Hikers can still clamber up Half Dome by the popular cables route, but Yosemite National Park officials on Friday announced permanent limits on how many can do it.
Four hundred hikers per day will be allowed to ascend the popular granite monolith, the same number that has been used since 2010 when park officials began a temporary plan designed to alleviate congestion on the trail and improve visitor safety.
Of the 400 permits, 300 will be issued to day hikers and 100 to backpackers.
Day-hiking permits will be available through an April preseason lottery on recreation.gov. To account for no-shows and cancellations, a secondary lottery was introduced last year that made extra permits available two days in advance.
Park spokesperson Kari Cobb said this system will allow park officials more leeway in making sure all permits are being used.

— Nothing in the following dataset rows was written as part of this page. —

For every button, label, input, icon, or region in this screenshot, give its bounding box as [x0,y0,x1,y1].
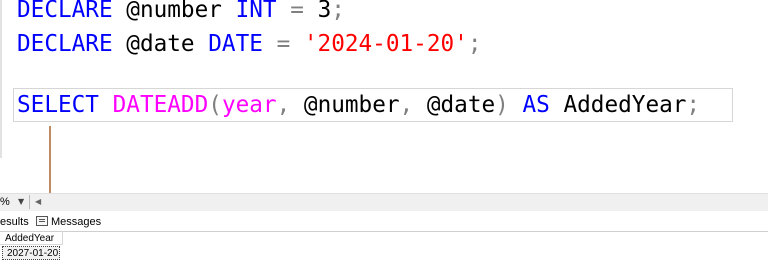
zoom-level[interactable]: % [0,195,10,209]
divider [29,195,30,209]
semicolon: ; [331,0,345,23]
tab-messages-label: Messages [51,216,102,228]
tab-results[interactable]: esults [0,214,29,230]
keyword-as: AS [522,92,550,118]
comma: , [399,92,427,118]
number-literal: 3 [317,0,332,23]
assign-operator: = [262,31,304,57]
editor-gutter [0,0,2,158]
semicolon: ; [467,31,482,57]
column-alias: AddedYear [549,92,687,118]
results-grid[interactable]: AddedYear 2027-01-20 [0,232,768,268]
code-line-3[interactable]: SELECT DATEADD(year, @number, @date) AS … [17,90,700,120]
variable-date: @date [426,92,496,118]
open-paren: ( [208,92,222,118]
editor-status-bar: % ▼ ◀ [0,193,768,211]
code-line-2[interactable]: DECLARE @date DATE = '2024-01-20'; [17,29,481,59]
close-paren: ) [495,92,509,118]
type-int: INT [235,0,277,23]
variable-number: @number [303,92,400,118]
variable-number: @number [126,0,222,23]
comma: , [276,92,304,118]
scroll-left-icon[interactable]: ◀ [35,195,41,209]
query-editor[interactable]: DECLARE @number INT = 3; DECLARE @date D… [0,0,768,193]
semicolon: ; [686,92,701,118]
grid-cell[interactable]: 2027-01-20 [2,246,60,260]
datepart-year: year [221,92,277,118]
column-header[interactable]: AddedYear [0,232,63,245]
messages-icon [36,216,48,226]
variable-date: @date [126,31,195,57]
results-tab-strip: esults Messages [0,211,768,232]
type-date: DATE [208,31,263,57]
function-dateadd: DATEADD [112,92,209,118]
keyword-declare: DECLARE [17,0,113,23]
code-line-1[interactable]: DECLARE @number INT = 3; [17,0,345,25]
tab-messages[interactable]: Messages [36,214,101,230]
string-literal: '2024-01-20' [303,31,468,57]
assign-operator: = [276,0,318,23]
chevron-down-icon[interactable]: ▼ [18,195,24,209]
keyword-select: SELECT [17,92,99,118]
keyword-declare: DECLARE [17,31,113,57]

"If we notice, for example, that every Tuesday only 200 people show up, we can release more permits to account for that," Cobb said. "It provides more flexibility for more people to climb the cables."
Park officials began studying hiker safety on the Half Dome cables in 2008, when up to 1,200 people attempted the 16-mile round-trip hike from Yosemite Valley on busy weekends. That led to severe overcrowding on the final 45-degree section, where hikers use cable handrails to hoist themselves up the slick granite.
Inclement weather is believed to be the biggest factor in nearly all five of the deaths on the cables since 2006, but congestion makes it difficult for hikers to avoid fast-moving storms common during summer afternoons.
Friday's announcement can be considered a victory for hikers and blow to environmental groups that wanted the cables removed.
"With a place like Yosemite that is so dear and important to millions of people, everyone has ideas about what wilderness protection is," Cobb said. "We tried to find a balance that allows people to still experience Yosemite while protecting Yosemite."
The park received 1,649 letters during a 52-day public comment period in 2011, some of which advocated adding a third cable. That option was not considered.